Her order is to cherish, and preserve,
Consumption's nature to destroy, and starve.
But to exact again what once is given,
Is nature's mere obliquity! As heaven
Should ask the blood, and spirits he hath infused
In man, because man hath the flesh abused.
O may your wisdom take example hence,
God lightens not at man's each frail offence,
He pardons slips, goes by a world of ills,
And then his thunder frights more, than it kills.
He cannot angry be, but all must quake,
It shakes even him, that all things else doth shake.
And how more fair, and lovely looks the world
In a calm sky; than when the heaven is hurled
About in clouds, and wrapped in raging weather,
As all with storm and tempest ran together.
O imitate that sweet serenity
That makes us live, not that which calls to die.
In dark, and sullen morns; do we not say
This looketh like an execution day?
And with the vulgar doth it not obtain
The name of cruel weather, storm, and rain?
Be not affected with these marks too much
Of cruelty, lest they do make you such.
But view the mildness of your Maker's state,
As I the penitent's here emulate:
He, when he sees a sorrow such as this,
Straight puts off all his anger, and doth kiss
the contrite soul, who hath no thought to win
Upon the hope to have another sin
Forgiven him; and in that line stand I,
Rather than once displease you more, to die,
To suffer tortures, scorn, and infamy,
What fools, and all their parasites can apply;
The wit of ale, and genius of the malt
Can pump for; or a libel without salt
Produce; though threatening with a coal, or chalk
On every wall, and sung where e'er I walk.
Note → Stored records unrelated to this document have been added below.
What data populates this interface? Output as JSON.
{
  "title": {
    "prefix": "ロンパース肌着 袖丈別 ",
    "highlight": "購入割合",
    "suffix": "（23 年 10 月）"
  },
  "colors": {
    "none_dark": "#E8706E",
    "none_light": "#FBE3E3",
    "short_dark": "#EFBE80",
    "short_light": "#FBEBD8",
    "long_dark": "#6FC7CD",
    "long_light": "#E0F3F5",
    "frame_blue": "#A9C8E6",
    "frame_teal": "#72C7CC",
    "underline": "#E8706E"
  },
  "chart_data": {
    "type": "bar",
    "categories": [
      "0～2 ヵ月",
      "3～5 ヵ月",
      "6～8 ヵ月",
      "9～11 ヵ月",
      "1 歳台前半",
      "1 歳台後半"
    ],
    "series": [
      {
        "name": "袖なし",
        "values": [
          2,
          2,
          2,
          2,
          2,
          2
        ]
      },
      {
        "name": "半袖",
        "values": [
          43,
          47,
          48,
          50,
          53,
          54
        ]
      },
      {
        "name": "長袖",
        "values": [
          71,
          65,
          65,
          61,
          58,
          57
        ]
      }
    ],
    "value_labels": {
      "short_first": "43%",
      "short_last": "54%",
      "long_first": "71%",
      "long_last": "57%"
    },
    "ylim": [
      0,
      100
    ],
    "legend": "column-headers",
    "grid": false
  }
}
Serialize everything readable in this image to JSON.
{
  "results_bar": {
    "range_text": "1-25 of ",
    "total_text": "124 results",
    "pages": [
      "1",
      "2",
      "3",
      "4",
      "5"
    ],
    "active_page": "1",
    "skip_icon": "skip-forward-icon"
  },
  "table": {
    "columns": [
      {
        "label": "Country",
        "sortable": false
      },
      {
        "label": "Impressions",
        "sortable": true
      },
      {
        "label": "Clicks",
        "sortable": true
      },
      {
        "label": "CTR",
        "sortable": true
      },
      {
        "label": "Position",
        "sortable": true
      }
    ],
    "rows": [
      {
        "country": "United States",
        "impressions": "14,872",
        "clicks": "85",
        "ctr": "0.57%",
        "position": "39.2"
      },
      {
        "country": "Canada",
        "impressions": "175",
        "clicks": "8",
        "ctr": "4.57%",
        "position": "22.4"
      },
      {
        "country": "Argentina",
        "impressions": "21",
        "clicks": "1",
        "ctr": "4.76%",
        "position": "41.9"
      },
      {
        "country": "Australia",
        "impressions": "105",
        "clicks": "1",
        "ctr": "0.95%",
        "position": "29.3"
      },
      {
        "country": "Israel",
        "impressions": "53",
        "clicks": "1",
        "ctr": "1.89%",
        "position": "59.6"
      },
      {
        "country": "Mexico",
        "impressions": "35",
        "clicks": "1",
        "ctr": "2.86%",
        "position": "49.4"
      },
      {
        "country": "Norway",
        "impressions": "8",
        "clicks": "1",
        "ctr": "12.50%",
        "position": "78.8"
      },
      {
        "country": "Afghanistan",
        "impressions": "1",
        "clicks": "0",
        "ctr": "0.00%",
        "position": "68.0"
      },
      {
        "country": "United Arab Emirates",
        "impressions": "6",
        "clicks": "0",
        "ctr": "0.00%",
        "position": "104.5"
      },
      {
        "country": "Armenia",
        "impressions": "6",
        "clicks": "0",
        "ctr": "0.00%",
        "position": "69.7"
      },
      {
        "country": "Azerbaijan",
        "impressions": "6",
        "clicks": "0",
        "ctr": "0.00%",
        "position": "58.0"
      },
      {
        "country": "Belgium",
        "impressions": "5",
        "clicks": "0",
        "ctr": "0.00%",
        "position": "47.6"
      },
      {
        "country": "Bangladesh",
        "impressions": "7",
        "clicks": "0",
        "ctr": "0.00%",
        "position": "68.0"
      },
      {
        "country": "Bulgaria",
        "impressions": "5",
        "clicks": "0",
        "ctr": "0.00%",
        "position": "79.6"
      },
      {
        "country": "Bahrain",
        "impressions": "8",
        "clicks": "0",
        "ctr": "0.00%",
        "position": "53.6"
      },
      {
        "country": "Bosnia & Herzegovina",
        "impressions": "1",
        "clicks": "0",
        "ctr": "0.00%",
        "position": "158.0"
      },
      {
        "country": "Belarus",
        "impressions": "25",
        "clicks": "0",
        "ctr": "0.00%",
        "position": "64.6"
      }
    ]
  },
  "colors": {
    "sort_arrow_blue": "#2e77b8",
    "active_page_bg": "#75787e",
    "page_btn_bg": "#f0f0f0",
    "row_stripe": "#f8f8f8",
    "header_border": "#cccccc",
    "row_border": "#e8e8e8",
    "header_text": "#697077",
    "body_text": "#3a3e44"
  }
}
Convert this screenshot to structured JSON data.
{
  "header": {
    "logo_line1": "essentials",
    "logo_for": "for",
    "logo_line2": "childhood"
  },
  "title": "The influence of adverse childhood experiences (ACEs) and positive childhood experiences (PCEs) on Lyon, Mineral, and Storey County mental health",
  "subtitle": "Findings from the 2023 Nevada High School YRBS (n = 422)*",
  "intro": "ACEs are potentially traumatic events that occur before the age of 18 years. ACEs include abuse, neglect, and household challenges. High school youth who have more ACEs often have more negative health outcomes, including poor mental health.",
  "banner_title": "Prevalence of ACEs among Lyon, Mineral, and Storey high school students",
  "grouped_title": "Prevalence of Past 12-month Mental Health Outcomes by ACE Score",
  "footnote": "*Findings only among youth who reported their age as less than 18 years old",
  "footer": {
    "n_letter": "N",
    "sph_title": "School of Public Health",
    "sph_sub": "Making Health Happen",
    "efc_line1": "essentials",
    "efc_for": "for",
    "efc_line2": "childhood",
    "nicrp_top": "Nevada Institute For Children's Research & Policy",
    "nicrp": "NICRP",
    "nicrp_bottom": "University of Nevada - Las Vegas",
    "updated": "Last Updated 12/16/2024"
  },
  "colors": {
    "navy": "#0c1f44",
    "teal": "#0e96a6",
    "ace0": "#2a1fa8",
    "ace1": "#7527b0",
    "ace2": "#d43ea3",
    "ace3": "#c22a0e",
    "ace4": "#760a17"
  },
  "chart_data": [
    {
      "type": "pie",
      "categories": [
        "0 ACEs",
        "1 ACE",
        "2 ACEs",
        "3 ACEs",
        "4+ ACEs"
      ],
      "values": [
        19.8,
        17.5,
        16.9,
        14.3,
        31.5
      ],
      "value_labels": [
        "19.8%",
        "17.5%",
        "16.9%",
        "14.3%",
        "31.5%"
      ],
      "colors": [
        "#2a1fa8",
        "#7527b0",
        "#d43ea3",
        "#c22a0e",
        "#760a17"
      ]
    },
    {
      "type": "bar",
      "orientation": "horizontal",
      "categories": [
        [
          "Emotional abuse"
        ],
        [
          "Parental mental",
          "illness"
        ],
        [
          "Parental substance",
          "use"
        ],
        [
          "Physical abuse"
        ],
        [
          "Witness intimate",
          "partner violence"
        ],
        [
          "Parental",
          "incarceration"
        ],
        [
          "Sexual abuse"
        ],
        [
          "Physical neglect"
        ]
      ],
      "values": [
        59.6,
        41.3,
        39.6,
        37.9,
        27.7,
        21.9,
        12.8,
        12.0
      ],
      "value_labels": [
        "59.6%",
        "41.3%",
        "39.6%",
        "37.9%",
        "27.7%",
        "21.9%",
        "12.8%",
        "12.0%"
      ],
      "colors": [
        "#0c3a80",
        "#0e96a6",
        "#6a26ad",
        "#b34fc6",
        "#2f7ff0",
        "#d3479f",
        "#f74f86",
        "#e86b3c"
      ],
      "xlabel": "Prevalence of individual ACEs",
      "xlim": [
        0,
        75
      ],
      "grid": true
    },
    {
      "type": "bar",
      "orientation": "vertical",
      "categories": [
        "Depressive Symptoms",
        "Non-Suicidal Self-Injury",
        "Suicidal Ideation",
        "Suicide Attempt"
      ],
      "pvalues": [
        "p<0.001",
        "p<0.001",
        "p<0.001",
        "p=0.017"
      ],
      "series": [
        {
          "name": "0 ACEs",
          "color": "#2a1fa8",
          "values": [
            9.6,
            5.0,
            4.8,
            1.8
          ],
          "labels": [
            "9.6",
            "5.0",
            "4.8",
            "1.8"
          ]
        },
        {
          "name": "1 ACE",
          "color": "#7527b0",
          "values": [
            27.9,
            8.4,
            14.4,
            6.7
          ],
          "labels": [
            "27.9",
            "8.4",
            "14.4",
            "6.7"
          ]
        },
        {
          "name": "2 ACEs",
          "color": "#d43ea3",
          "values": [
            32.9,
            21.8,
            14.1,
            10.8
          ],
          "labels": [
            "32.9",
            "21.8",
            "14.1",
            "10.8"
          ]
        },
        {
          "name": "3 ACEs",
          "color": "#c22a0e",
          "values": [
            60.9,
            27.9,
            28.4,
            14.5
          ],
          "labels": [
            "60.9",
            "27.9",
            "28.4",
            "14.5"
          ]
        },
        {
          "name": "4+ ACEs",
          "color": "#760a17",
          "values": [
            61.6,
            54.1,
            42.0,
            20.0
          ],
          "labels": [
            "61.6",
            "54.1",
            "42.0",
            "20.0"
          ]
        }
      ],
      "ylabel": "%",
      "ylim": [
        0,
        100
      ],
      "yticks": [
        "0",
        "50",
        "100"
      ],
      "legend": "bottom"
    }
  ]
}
I number these as being of the chore
Of contumely, and urge a good man more
Than sword, or fire, or what is of the race
To carry noble danger in the face:
There is not any punishment, or pain,
A man should fly from, as he would disdain.
Then mistress, here, here let your rigour end,
And let your mercy make me ashamed t'offend.
I will no more abuse my vows to you,
Than I will study falsehood, to be true.
O, that you could but by dissection see
How much you are the better part of me!
How all my fibres by your spirit do move,
And that there is no life in me, but love.
You would be then most confident, that though
Public affairs command me now to go
Out of your eyes, and be awhile away;
Absence, or distance, shall not breed decay.
Your form shines here, here fixed in my heart:
I may dilate myself, but not depart.
Others by common stars their courses run,
When I see you, then I do see my sun,
Till then 'tis all but darkness, that I have;
Rather than want your light, I wish a grave.